Advocates have not been happy with DHS Secretary John Kelly and his blind implementation of Donald Trump’s mass deportation agenda. Neither are Senate Democrats, according to a new Huffington Post piece by Elise Foley. In January, 37 Senate Democrats voted to confirm Kelly. But what they thought they would get from him — a man of integrity who could lead and have thoughts independent of Trump — has not been the reality. As Elise Foley writes:
[Democrats’] hope was that the former Marine general would be a moderating influence on President Donald Trump and a better option than other names floated for the post. Kelly wasn’t known for being a virulent crusader against unauthorized immigration, and he had experience with Central and South America as former head of the U.S. Southern Command. He said in his confirmation hearing that he opposed a registry based on ethnicity or religion, which Trump once floated for Muslims.
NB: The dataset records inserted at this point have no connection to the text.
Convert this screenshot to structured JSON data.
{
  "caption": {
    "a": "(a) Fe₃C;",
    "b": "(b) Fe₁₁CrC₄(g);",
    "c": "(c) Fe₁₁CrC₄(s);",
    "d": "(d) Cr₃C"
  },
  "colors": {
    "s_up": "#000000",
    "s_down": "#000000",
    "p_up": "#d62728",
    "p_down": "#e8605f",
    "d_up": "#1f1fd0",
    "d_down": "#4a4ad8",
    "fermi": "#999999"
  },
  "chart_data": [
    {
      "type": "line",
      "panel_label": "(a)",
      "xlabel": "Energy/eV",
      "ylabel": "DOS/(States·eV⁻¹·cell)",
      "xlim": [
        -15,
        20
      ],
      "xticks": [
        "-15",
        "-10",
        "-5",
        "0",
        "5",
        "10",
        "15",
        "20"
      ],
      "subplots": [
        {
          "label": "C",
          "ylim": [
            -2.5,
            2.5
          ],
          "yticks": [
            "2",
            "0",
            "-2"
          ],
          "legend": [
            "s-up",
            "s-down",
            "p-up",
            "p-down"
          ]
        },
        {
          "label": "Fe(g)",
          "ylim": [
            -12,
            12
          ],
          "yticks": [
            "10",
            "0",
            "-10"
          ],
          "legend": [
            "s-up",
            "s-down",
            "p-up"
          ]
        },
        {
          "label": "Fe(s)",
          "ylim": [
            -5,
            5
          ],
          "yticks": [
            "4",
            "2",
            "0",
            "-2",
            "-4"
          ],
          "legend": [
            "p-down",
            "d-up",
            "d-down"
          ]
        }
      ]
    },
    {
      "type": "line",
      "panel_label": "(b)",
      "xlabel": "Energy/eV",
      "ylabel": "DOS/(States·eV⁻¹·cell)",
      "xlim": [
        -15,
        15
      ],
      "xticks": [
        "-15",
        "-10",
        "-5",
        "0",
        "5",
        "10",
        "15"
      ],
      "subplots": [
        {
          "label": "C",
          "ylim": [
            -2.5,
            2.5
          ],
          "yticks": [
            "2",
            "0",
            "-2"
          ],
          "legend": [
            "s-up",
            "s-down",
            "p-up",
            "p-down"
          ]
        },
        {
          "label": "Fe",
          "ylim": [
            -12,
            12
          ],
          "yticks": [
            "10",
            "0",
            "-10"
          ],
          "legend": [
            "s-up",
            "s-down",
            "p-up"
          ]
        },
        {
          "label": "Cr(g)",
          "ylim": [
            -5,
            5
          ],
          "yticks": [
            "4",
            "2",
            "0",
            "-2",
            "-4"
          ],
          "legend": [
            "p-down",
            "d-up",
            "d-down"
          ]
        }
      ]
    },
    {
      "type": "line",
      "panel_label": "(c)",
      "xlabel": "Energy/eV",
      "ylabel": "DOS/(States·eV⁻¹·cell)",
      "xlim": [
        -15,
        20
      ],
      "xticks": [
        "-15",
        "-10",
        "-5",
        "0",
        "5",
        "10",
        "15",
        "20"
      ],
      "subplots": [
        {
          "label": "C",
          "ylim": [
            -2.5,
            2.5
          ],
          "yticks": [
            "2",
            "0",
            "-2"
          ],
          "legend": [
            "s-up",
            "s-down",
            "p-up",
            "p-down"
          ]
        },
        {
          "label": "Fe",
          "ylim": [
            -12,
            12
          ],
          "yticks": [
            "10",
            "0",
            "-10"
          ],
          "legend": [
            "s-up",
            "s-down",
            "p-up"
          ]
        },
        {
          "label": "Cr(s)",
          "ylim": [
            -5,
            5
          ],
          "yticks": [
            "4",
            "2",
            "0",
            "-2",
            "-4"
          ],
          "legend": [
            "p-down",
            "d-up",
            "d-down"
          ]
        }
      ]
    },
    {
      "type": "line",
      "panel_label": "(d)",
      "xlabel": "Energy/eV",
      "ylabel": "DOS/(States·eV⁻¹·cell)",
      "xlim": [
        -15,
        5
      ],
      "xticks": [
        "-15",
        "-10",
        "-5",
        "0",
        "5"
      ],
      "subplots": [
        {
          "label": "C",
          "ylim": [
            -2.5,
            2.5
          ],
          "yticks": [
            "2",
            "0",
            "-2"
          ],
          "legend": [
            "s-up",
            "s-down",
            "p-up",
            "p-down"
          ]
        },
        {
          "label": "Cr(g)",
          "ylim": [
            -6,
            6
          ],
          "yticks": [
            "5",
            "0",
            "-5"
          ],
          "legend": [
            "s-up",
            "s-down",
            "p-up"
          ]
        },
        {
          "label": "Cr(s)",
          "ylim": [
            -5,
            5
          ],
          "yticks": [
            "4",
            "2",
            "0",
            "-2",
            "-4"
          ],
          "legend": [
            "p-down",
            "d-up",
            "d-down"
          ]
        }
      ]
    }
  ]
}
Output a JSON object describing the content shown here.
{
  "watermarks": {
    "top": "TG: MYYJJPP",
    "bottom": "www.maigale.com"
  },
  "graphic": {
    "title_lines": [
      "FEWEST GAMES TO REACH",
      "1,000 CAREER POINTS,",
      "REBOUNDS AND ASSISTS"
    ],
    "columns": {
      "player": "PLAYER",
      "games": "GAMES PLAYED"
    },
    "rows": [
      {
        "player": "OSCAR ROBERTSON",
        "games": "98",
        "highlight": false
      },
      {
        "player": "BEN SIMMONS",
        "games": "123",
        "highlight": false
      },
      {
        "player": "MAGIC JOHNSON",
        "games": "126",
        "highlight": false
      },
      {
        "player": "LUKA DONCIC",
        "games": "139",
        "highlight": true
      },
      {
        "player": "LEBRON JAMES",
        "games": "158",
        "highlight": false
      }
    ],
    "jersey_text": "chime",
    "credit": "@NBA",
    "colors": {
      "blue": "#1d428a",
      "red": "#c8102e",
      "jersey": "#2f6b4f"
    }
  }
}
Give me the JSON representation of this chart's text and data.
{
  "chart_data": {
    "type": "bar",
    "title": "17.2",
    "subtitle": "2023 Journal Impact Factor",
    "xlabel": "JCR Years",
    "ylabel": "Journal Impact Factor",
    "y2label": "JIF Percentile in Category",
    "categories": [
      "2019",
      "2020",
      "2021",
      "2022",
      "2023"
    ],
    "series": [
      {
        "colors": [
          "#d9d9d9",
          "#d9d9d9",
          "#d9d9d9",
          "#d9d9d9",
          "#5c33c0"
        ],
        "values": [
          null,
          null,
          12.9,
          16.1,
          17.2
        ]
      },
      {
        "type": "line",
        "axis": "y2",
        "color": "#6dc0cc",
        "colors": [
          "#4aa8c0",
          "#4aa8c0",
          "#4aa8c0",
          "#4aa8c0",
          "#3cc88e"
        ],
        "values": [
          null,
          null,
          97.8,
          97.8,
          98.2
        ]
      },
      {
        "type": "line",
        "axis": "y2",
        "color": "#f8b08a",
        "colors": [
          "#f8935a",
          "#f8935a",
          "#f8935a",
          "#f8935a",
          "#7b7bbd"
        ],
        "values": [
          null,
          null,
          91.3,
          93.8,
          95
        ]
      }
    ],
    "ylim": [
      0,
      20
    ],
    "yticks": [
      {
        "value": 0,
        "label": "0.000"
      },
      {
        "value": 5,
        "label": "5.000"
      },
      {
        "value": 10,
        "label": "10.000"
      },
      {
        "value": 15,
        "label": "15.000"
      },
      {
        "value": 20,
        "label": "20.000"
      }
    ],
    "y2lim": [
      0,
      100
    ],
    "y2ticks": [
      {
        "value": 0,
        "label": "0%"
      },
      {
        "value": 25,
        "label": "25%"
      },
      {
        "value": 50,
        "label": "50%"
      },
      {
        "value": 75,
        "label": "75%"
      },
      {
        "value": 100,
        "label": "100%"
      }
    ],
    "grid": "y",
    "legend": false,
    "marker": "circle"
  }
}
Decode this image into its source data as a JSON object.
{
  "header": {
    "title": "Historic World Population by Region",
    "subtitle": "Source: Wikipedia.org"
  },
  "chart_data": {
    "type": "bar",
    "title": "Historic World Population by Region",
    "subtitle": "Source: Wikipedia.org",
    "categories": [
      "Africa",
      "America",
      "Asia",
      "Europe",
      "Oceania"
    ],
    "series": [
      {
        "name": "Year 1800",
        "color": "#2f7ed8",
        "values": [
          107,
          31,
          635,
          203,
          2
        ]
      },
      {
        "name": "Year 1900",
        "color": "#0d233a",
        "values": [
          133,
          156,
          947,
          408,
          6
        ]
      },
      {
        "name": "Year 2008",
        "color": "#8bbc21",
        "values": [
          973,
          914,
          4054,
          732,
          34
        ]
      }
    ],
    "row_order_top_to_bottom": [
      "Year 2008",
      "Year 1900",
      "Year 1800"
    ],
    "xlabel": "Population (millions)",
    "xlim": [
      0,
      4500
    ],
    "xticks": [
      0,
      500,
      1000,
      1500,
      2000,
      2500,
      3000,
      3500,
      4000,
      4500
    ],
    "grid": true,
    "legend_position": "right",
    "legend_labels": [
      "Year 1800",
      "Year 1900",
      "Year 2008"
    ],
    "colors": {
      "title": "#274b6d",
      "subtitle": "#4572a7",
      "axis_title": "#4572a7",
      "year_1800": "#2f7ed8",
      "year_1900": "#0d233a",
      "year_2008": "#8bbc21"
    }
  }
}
Four months later, some of the Senate Democrats who voted for Kelly are exasperated, disappointed and, in some cases, even wondering if they made a mistake. Arrests of non-criminal undocumented immigrants are up significantly, plans for a border wall are underway, and Kelly has joined Trump and Attorney General Jeff Sessions in framing immigration almost exclusively in terms of crime. He defended the now-blocked ban on refugees and most travelers from several Muslim-majority nations and joked with Trump about using a saber “on the press.”
“I think the secretary has gone above and beyond even what the president’s dictates are and I’m disappointed in the way he’s acted,” Sen. Bob Menendez (D-N.J.), who supported Kelly’s confirmation, told HuffPost.
The senator said he wouldn’t vote for Kelly if he had the chance now.
John Kelly and the power of discretion on immigration
The problem with Kelly is that he either doesn’t understand his job at all — or he’s turning out to be an anti-immigrant extremist just like Donald Trump and Jeff Sessions. As head of the Department of Homeland Security, the buck stops with Kelly on all individual deportations cases. Kelly could make it clear to his agents that they shouldn’t put certain immigrants into deportation proceedings, or he could stop individual deportations — as Sen. Bob Casey (D-PA) begged Kelly to do last month for a mother and child seeking asylum. (Kelly didn’t respond until it was too late.)
Kelly could realize that Trump’s mass deportation agenda is impractical and inhumane, that mass deportations will make American communities less safe, that immigrant mothers and fathers who have lived and worked in the US for decades don’t deserve to be separated from their families — and do something about it.
Unfortunately, all of Kelly’s comments have trended in the opposite direction. He regularly speaks about how his agents only target immigrants who have committed crimes — which is false, as ICE and CBP have targeted just about everyone, and underlines the fact that Kelly won’t even acknowledge the problem. In April, he told lawmakers who disagreed with him to “shut up“. He’s said that :
If the laws are not good laws, then change them. Don’t call me, or Twitter or tweet, or go to the press with outrageous stories about how we do business or why we’re deporting somebody.
But all of this again, is ignoring Kelly’s powers of discretion. He’s pretending it’s entirely up to Congress, and not him, to do something about Trump’s mass deportations. The truth is that Kelly has the power to curb Trump’s extremism on immigration — and potentially millions of deportations will be hung around Kelly’s neck if he refuses to act.
Democrats, advocates: Kelly must lead
Elise Foley’s article quotes a number of Democrats and advocates who agree:
Sen Bob. Casey (D-PA): “When you talk to Secretary Kelly, he says he’s just following order[s] but he was confirmed to lead, not just to go along with some wrongheaded immigration approach that was cooked up during the campaign.”
Rep. Luis Gutierrez (D-IL): “There have been no indications of compassion, expertise, or cooperation coming from the DHS Secretary or his senior staff. DHS seems to wish Congress would just go away and stop asking them about what they are doing and why, which is not an option.”
Clarissa Martínez-de-Castro of the National Council of La Raza: “There was a sense that perhaps given his experience he would bring a more tempered approach to the issue of immigration and immigration enforcement. I think that based on what we’ve seen, now the question is whether he is a helpless executioner or a willing one of what are, at the very least, ethically questionable policies.”
AV’s Frank Sharry has been calling out Kelly for his failed leadership for months. In April, Frank stated:
We had high hopes for you, General Kelly. You were supposed to be one of the “adults in the room.” But as a public servant, the combination of misdirected anger and persistent mischaracterizations call into question your suitability for the job you hold.
That was true then and is becoming more evident every day.